Police officer challenges transfer

The content originally appeared on: Trinidad and Tobago Newsday

Police Commissioner Erla Harewood-Christopher –

A police officer who was transferred from the Professional Standards Bureau to another unit wants Commissioner of Police Erla Harewood-Christopher to say why this was done.

He also wants a copy of his personnel file and other documentation relating to his one-year stint with the PSB. The officer, who has more than ten years service, also wants to know why his police-issued firearm was taken from him.

The requests were made earlier in August by attorneys representing the officer.

Attorney Gisanne Ramjit, who along with Michael Rooplal and Kristy Mohan, wrote to the commissioner maintaining that their client was not given any reason of justification for his transfer or a warning notice earlier in June.

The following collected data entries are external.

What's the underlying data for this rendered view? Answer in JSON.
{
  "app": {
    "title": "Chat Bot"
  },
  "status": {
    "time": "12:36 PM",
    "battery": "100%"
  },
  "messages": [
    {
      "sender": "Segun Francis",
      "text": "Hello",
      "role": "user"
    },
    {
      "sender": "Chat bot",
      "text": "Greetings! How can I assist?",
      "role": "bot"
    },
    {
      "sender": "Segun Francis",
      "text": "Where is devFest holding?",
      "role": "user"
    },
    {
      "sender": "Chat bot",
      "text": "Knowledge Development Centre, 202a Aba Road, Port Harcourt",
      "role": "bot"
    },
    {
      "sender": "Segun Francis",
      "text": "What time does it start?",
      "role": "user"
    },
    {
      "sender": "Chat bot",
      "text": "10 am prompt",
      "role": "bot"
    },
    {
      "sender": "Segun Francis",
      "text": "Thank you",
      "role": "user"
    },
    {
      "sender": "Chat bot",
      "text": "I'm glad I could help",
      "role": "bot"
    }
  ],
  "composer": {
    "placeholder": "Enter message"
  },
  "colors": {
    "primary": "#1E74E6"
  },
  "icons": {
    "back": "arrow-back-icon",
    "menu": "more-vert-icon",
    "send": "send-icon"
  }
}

He received the warning notice in early June which alleged of shortcomings observed in his performance at the PSB.

The letter said he was told any further breaches would result in disciplinary action. A performance review was expected on August 31, but Ramjit said the client was not invited to make representations on any of the alleged shortcomings or given specific details of the allegations against him.

After receiving the warning notice, the officer was relieved of his police-issued firearm and a file on an investigation he was previously assigned. He was also accused of discussing PSB-related matters with people outside the bureau which he denied.

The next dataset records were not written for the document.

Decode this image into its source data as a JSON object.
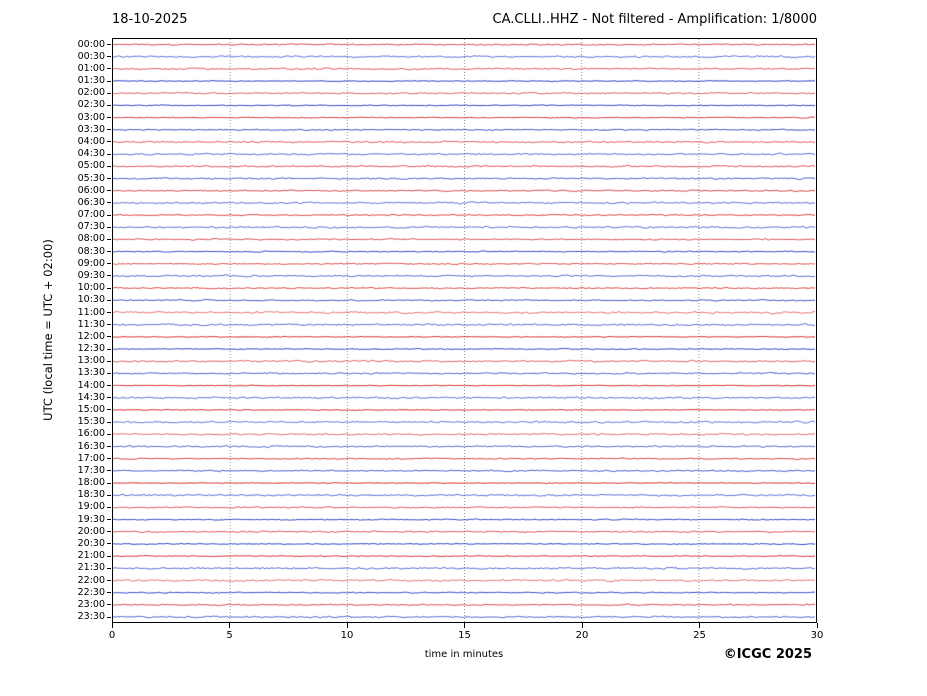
{
  "header": {
    "date": "18-10-2025",
    "title": "CA.CLLI..HHZ - Not filtered - Amplification: 1/8000"
  },
  "footer": {
    "copyright": "©ICGC 2025"
  },
  "chart_data": {
    "type": "line",
    "subtype": "helicorder-seismogram",
    "title": "CA.CLLI..HHZ - Not filtered - Amplification: 1/8000",
    "date": "18-10-2025",
    "xlabel": "time in minutes",
    "ylabel": "UTC (local time = UTC + 02:00)",
    "x_range": [
      0,
      30
    ],
    "x_ticks": [
      0,
      5,
      10,
      15,
      20,
      25,
      30
    ],
    "grid": {
      "vertical_dotted_at_minutes": [
        5,
        10,
        15,
        20,
        25
      ],
      "color": "#999999",
      "style": "dotted"
    },
    "row_labels": [
      "00:00",
      "00:30",
      "01:00",
      "01:30",
      "02:00",
      "02:30",
      "03:00",
      "03:30",
      "04:00",
      "04:30",
      "05:00",
      "05:30",
      "06:00",
      "06:30",
      "07:00",
      "07:30",
      "08:00",
      "08:30",
      "09:00",
      "09:30",
      "10:00",
      "10:30",
      "11:00",
      "11:30",
      "12:00",
      "12:30",
      "13:00",
      "13:30",
      "14:00",
      "14:30",
      "15:00",
      "15:30",
      "16:00",
      "16:30",
      "17:00",
      "17:30",
      "18:00",
      "18:30",
      "19:00",
      "19:30",
      "20:00",
      "20:30",
      "21:00",
      "21:30",
      "22:00",
      "22:30",
      "23:00",
      "23:30"
    ],
    "row_color_rule": {
      "on_hour": "#dd4444",
      "on_half_hour": "#3a4ecc"
    },
    "amplitude_note": "All 48 half-hour traces show flat low-amplitude background noise across the full 30-minute width; no visible seismic events or spikes."
  }
}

His personal cell phone was then taken from him.

“At no time did our client authorise the seizure or removal of his personal cell phone from his person nor was he asked to handover the same.”

Ramjit said the client was unaware what was done with his cellphone when it was taken from him since it was unlocked and not password protected.

The next day, the officer was transferred out of PBS to the Gender-based Violence Unit of the Special Victims Department.

“The position to which our client was transferred effectively amounts to a demotion in employment on account of the fact that our client will receive $1,000 less in allowances in this position. Our client is, therefore, prejudiced by the decision to transfer him.”

The letter says while the constitution gives the commissioner the power to transfer any police officer, an order of transfer must be given in writing and contingent on the conclusion of disciplinary proceedings.

“The procedure set out in law for the transfer of officers was not observed in respect of the decision to transfer our client.

“Moreover, in the absence of any disciplinary action, it cannot be maintained that our client was transferred as a result of any disciplinary matter and/or investigation or findings.”

Since Ramjit said no reason or justification was given for the warning notice, relieving him of his firearm and transferring him, they are asking for it now in keeping with provisions of the Judicial Review Act as a person adversely affected by a decision.